Infine avete notato che nel video, nelle nuvole dietro il tetto sulla spiaggia c'è la faccia del Diavolo?”

Trovo particolarmente difficile spiegare come mai il testo di Asereje non è un inno a Satana, perché è assolutamente ovvio che non lo è. O almeno dovrebbe essere ovvio a qualsiasi persona di buon senso. E' un po' come tentare di spiegare perché l'acqua è bagnata. Ma ci provo lo stesso: la versione più dettagliata di questa indagine è nell'archivio del Servizio Antibufala, presso

http://www.attivissimo.net/antibufala/asereje.htm

Vediamo quali sono gli indizi che “proverebbero” la natura demoniaca del testo. Si comincia con quell'accenno al fatto che il ketchup, il prodotto che dà il nome al gruppo musicale, “sembra sangue”. Perché il sangue debba essere un riferimento al demonio non è chiaro, ma sono sicuro che quelli dell'AVIS saranno entusiasti di essere involontari satanisti. E tutte le volte che abbiamo messo il ketchup sulle patatine, forse abbiamo fatto un'invocazione a Satana? Siamo seri.

Secondo indizio: “Sembra addirittura che nella repubblica Domenicana, a Porto Rico e in Honduras questa canzone sia stata proibita.”. Sarebbe interessante avere qualche riscontro a quest'affermazione, ma in realtà tutto quello che si trova in Rete è un sito, Laparoladellafede.it (http://www.laparoladellafede.it/News/News4/Asereje.htm), che sembra riportare integralmente un articolo tratto dalla “Sezione Spettacoli, pag. 21” di un giornale, forse La Stampa. Secondo questo articolo, "la clamorosa denuncia viene dall´Honduras dove alcuni religiosi hanno proibito ai ragazzi di ascoltare la canzone... Il testo, decifrato, nasconderebbe nientemeno che un'ode al Diavolo. La strabiliante rivelazione è arrivata lunedí scorso in un reportage di «Tiempo», il principale giornale della capitale honduregna Tegugicalpa. Le accuse sulle presunte intenzioni demoniache delle Las Ketchup... sono arrivate in Honduras via e-mail dal Messico. La band ha già replicato, assicurando che la sua Aserejé non significa assolutamente niente."

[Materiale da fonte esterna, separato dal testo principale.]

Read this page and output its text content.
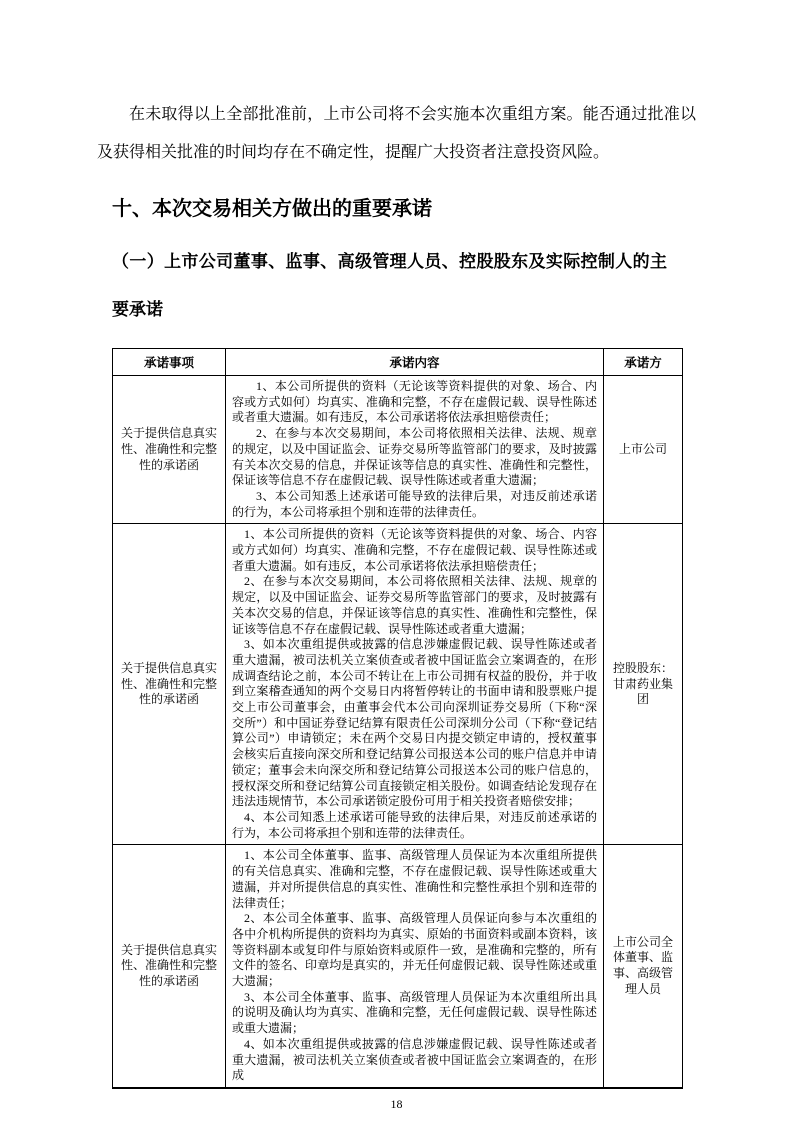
在未取得以上全部批准前，上市公司将不会实施本次重组方案。能否通过批准以及获得相关批准的时间均存在不确定性，提醒广大投资者注意投资风险。

十、本次交易相关方做出的重要承诺
（一）上市公司董事、监事、高级管理人员、控股股东及实际控制人的主要承诺
承诺事项	承诺内容	承诺方
关于提供信息真实性、准确性和完整性的承诺函	1、本公司所提供的资料（无论该等资料提供的对象、场合、内容或方式如何）均真实、准确和完整，不存在虚假记载、误导性陈述或者重大遗漏。如有违反，本公司承诺将依法承担赔偿责任；

2、在参与本次交易期间，本公司将依照相关法律、法规、规章的规定，以及中国证监会、证券交易所等监管部门的要求，及时披露有关本次交易的信息，并保证该等信息的真实性、准确性和完整性，保证该等信息不存在虚假记载、误导性陈述或者重大遗漏；

3、本公司知悉上述承诺可能导致的法律后果，对违反前述承诺的行为，本公司将承担个别和连带的法律责任。	上市公司
关于提供信息真实性、准确性和完整性的承诺函	1、本公司所提供的资料（无论该等资料提供的对象、场合、内容或方式如何）均真实、准确和完整，不存在虚假记载、误导性陈述或者重大遗漏。如有违反，本公司承诺将依法承担赔偿责任；

2、在参与本次交易期间，本公司将依照相关法律、法规、规章的规定，以及中国证监会、证券交易所等监管部门的要求，及时披露有关本次交易的信息，并保证该等信息的真实性、准确性和完整性，保证该等信息不存在虚假记载、误导性陈述或者重大遗漏；

3、如本次重组提供或披露的信息涉嫌虚假记载、误导性陈述或者重大遗漏，被司法机关立案侦查或者被中国证监会立案调查的，在形成调查结论之前，本公司不转让在上市公司拥有权益的股份，并于收到立案稽查通知的两个交易日内将暂停转让的书面申请和股票账户提交上市公司董事会，由董事会代本公司向深圳证券交易所（下称“深交所”）和中国证券登记结算有限责任公司深圳分公司（下称“登记结算公司”）申请锁定；未在两个交易日内提交锁定申请的，授权董事会核实后直接向深交所和登记结算公司报送本公司的账户信息并申请锁定；董事会未向深交所和登记结算公司报送本公司的账户信息的，授权深交所和登记结算公司直接锁定相关股份。如调查结论发现存在违法违规情节，本公司承诺锁定股份可用于相关投资者赔偿安排；

4、本公司知悉上述承诺可能导致的法律后果，对违反前述承诺的行为，本公司将承担个别和连带的法律责任。	控股股东：甘肃药业集团
关于提供信息真实性、准确性和完整性的承诺函	1、本公司全体董事、监事、高级管理人员保证为本次重组所提供的有关信息真实、准确和完整，不存在虚假记载、误导性陈述或重大遗漏，并对所提供信息的真实性、准确性和完整性承担个别和连带的法律责任；

2、本公司全体董事、监事、高级管理人员保证向参与本次重组的各中介机构所提供的资料均为真实、原始的书面资料或副本资料，该等资料副本或复印件与原始资料或原件一致，是准确和完整的，所有文件的签名、印章均是真实的，并无任何虚假记载、误导性陈述或重大遗漏；

3、本公司全体董事、监事、高级管理人员保证为本次重组所出具的说明及确认均为真实、准确和完整，无任何虚假记载、误导性陈述或重大遗漏；

4、如本次重组提供或披露的信息涉嫌虚假记载、误导性陈述或者重大遗漏，被司法机关立案侦查或者被中国证监会立案调查的，在形成	上市公司全体董事、监事、高级管理人员
18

L'articolo ripete le argomentazioni presenti nell'appello e ne aggiunge qualcuna ancora più strampalata, commentando che "dopo tante panzane, l'unico effetto che ci si aspetterebbe sarebbe una bella risata alla faccia del buontempone che si è spremuto il cervello per partorire tali stramberie. E invece i religiosi dell'Honduras hanno «abboccato». «Se la canzone non ha significato apparente, è perché nasconde qualcosa. É meglio non ascoltare canzoni di dubbio contenuto», dice Rolando Sánchez, assistente di Vita Spirituale dell'Istituto Dipartimentale Evangelico. E padre Saturnino Senis, parroco della Cattedrale San Pedro Apóstol, sottolinea sempre su «Tiempo»: «Chiedo a tutta la società e ai giovani in particolare di avere un senso critico, di essere intelligenti e di non lasciarsi influenzare dai messaggi subliminali che nascondono le canzoni».”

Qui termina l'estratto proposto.